The expansion of human populations has led to the conversion from forestry to cultivated land for agricultural purposes. For instance, there has been an influx of Javan people into Papua New Guinea, which destroys the habitats of the black-spotted cuscuses and contributes to their decline.

Currently, plans for oil palm activities and logging concessions are underway in locations that are home to the black-spotted cuscus. International trade has also inhibited the biodiversity on the island of Papua New Guinea. Papua New Guinea has high exportation rates, which serves as a threat to the species.

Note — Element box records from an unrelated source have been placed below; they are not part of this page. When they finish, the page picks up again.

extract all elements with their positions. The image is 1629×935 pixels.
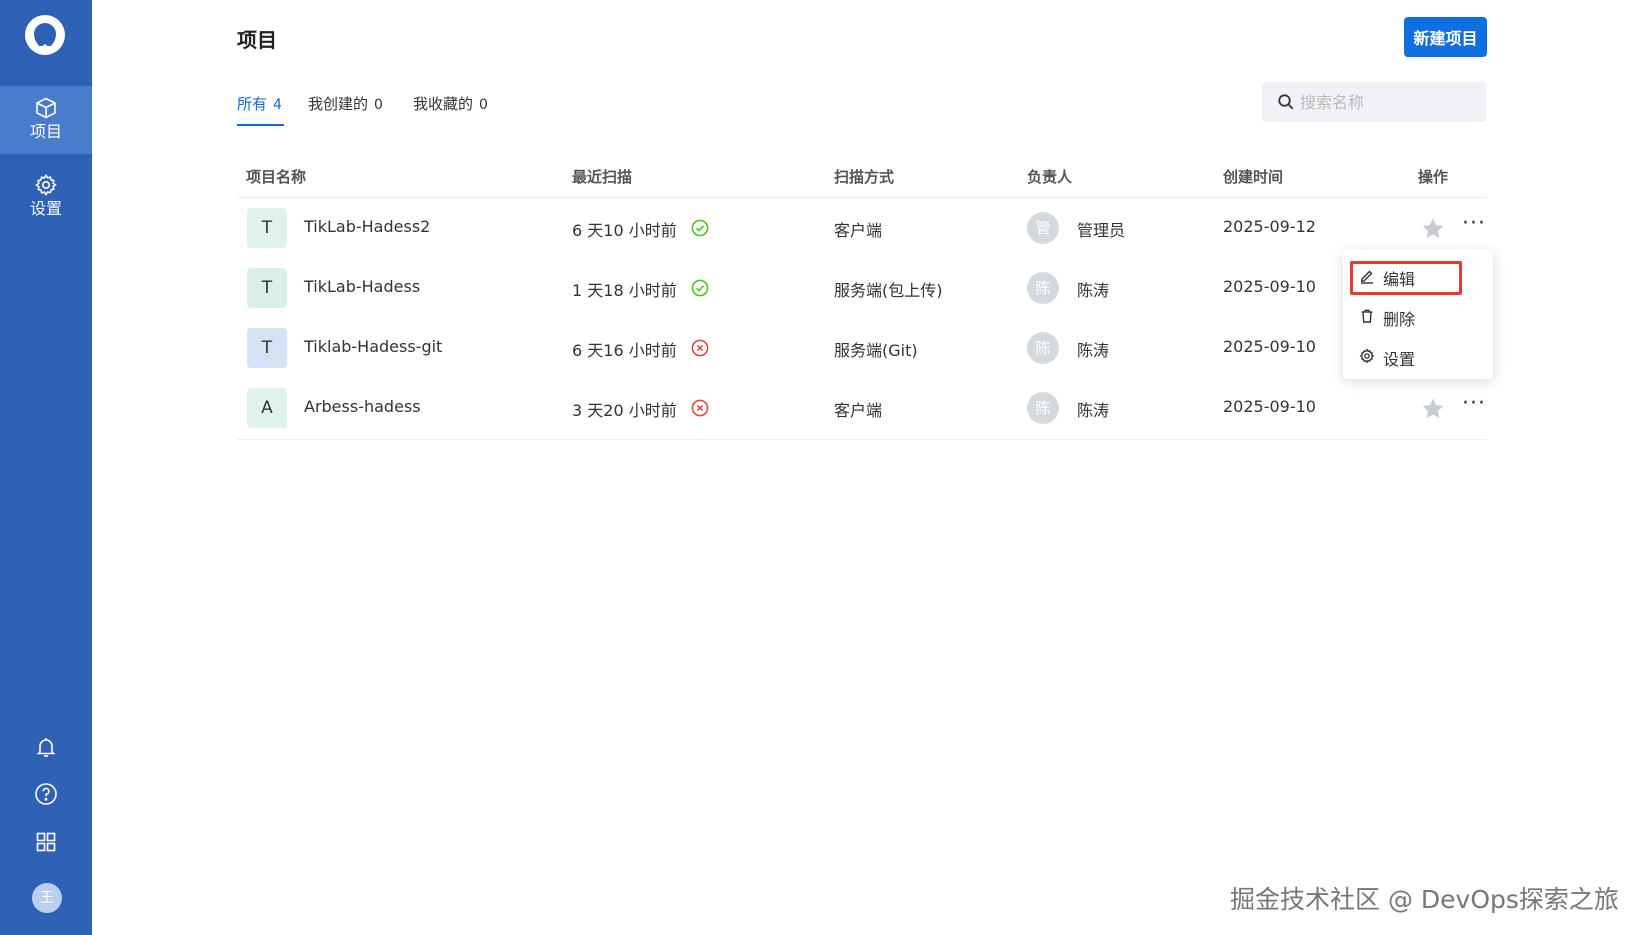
- apps-grid-icon[interactable]: [34, 830, 58, 854]
- menu-item-label: 删除: [1383, 310, 1416, 329]
- tab-count: 0: [374, 97, 383, 113]
- edit-icon: [1361, 270, 1373, 284]
- tab-label: 我收藏的: [413, 95, 474, 113]
- project-avatar: A: [247, 388, 287, 428]
- scan-method: 客户端: [834, 221, 883, 240]
- project-avatar: T: [247, 268, 287, 308]
- project-name-link[interactable]: TikLab-Hadess2: [304, 217, 430, 236]
- table-header: 项目名称 最近扫描 扫描方式 负责人 创建时间 操作: [237, 156, 1487, 198]
- column-header-owner: 负责人: [1027, 168, 1073, 186]
- column-header-actions: 操作: [1418, 168, 1449, 186]
- owner-avatar: 管: [1027, 212, 1059, 244]
- page-title: 项目: [237, 28, 277, 52]
- search-input[interactable]: [1300, 82, 1480, 122]
- gear-icon: [1359, 348, 1375, 364]
- scan-method: 服务端(包上传): [834, 281, 943, 300]
- help-circle-icon[interactable]: [34, 782, 58, 806]
- tab-created-by-me[interactable]: 我创建的 0: [308, 93, 383, 127]
- owner-name: 陈涛: [1077, 281, 1110, 300]
- tab-label: 所有: [237, 95, 268, 113]
- sidebar-item-label: 设置: [29, 199, 62, 218]
- sidebar-item-label: 项目: [29, 122, 62, 141]
- table-row[interactable]: T TikLab-Hadess 1 天18 小时前 服务端(包上传) 陈 陈涛 …: [237, 258, 1487, 318]
- owner-name: 管理员: [1077, 221, 1126, 240]
- column-header-last-scan: 最近扫描: [572, 168, 633, 186]
- tab-all[interactable]: 所有 4: [237, 93, 282, 127]
- more-actions-button[interactable]: ···: [1459, 393, 1489, 420]
- owner-avatar: 陈: [1027, 392, 1059, 424]
- success-check-icon: [691, 279, 709, 297]
- scan-method: 客户端: [834, 401, 883, 420]
- tab-count: 4: [273, 97, 282, 113]
- table-row[interactable]: T TikLab-Hadess2 6 天10 小时前 客户端 管 管理员 202…: [237, 198, 1487, 258]
- owner-name: 陈涛: [1077, 341, 1110, 360]
- cube-icon: [36, 97, 56, 119]
- bell-icon[interactable]: [34, 735, 58, 759]
- sidebar-item-settings[interactable]: 设置: [0, 163, 92, 231]
- created-date: 2025-09-10: [1223, 337, 1316, 356]
- menu-item-delete[interactable]: 删除: [1355, 301, 1471, 333]
- app-logo-icon[interactable]: [24, 14, 66, 56]
- last-scan-time: 1 天18 小时前: [572, 281, 677, 300]
- active-tab-indicator: [237, 124, 284, 126]
- favorite-star-icon[interactable]: [1420, 396, 1446, 422]
- table-divider: [237, 439, 1487, 440]
- failed-x-icon: [691, 339, 709, 357]
- menu-item-label: 编辑: [1383, 270, 1416, 289]
- project-avatar: T: [247, 208, 287, 248]
- gear-icon: [35, 174, 57, 196]
- watermark-text: 掘金技术社区 @ DevOps探索之旅: [1230, 885, 1619, 914]
- last-scan-time: 6 天10 小时前: [572, 221, 677, 240]
- menu-item-label: 设置: [1383, 350, 1416, 369]
- more-actions-button[interactable]: ···: [1459, 213, 1489, 240]
- created-date: 2025-09-12: [1223, 217, 1316, 236]
- column-header-scan-method: 扫描方式: [834, 168, 895, 186]
- success-check-icon: [691, 219, 709, 237]
- menu-item-settings[interactable]: 设置: [1355, 341, 1471, 373]
- created-date: 2025-09-10: [1223, 397, 1316, 416]
- tab-label: 我创建的: [308, 95, 369, 113]
- favorite-star-icon[interactable]: [1420, 216, 1446, 242]
- search-icon: [1278, 94, 1294, 110]
- column-header-name: 项目名称: [246, 168, 307, 186]
- menu-item-edit[interactable]: 编辑: [1355, 261, 1471, 293]
- sidebar-item-projects[interactable]: 项目: [0, 86, 92, 154]
- project-name-link[interactable]: TikLab-Hadess: [304, 277, 420, 296]
- search-box[interactable]: [1262, 82, 1487, 122]
- user-avatar[interactable]: 王: [32, 883, 62, 913]
- created-date: 2025-09-10: [1223, 277, 1316, 296]
- new-project-button[interactable]: 新建项目: [1404, 17, 1487, 57]
- tab-count: 0: [479, 97, 488, 113]
- scan-method: 服务端(Git): [834, 341, 918, 360]
- trash-icon: [1361, 309, 1373, 323]
- project-name-link[interactable]: Tiklab-Hadess-git: [304, 337, 442, 356]
- row-action-menu: 编辑 删除 设置: [1343, 249, 1493, 379]
- last-scan-time: 3 天20 小时前: [572, 401, 677, 420]
- project-avatar: T: [247, 328, 287, 368]
- failed-x-icon: [691, 399, 709, 417]
- last-scan-time: 6 天16 小时前: [572, 341, 677, 360]
- table-row[interactable]: A Arbess-hadess 3 天20 小时前 客户端 陈 陈涛 2025-…: [237, 378, 1487, 438]
- owner-avatar: 陈: [1027, 332, 1059, 364]
- column-header-created: 创建时间: [1223, 168, 1284, 186]
- project-name-link[interactable]: Arbess-hadess: [304, 397, 421, 416]
- sidebar: 项目 设置 王: [0, 0, 92, 935]
- table-row[interactable]: T Tiklab-Hadess-git 6 天16 小时前 服务端(Git) 陈…: [237, 318, 1487, 378]
- tab-favorites[interactable]: 我收藏的 0: [413, 93, 488, 127]
- owner-name: 陈涛: [1077, 401, 1110, 420]
- owner-avatar: 陈: [1027, 272, 1059, 304]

The main threat to the black-spotted cuscus is overhunting. Due to its large size in comparison to other marsupials, it is frequently hunted for its meat. In addition, its dense, colorful fur makes it favorable for capes and headwear. The existence of the black-spotted cuscus in a limited environment makes it an easy hunting target.

==Conservation status==
Currently, there are no existing national parks in Papua New Guinea to protect this species. However, to address the critical endangerment status, a management area has been built in Papua New Guinea, and there are numerous areas in Indonesia that the black-spotted cuscuses can inhabit for protection.
To further address the problem, hunting restrictions and public awareness need to be implemented.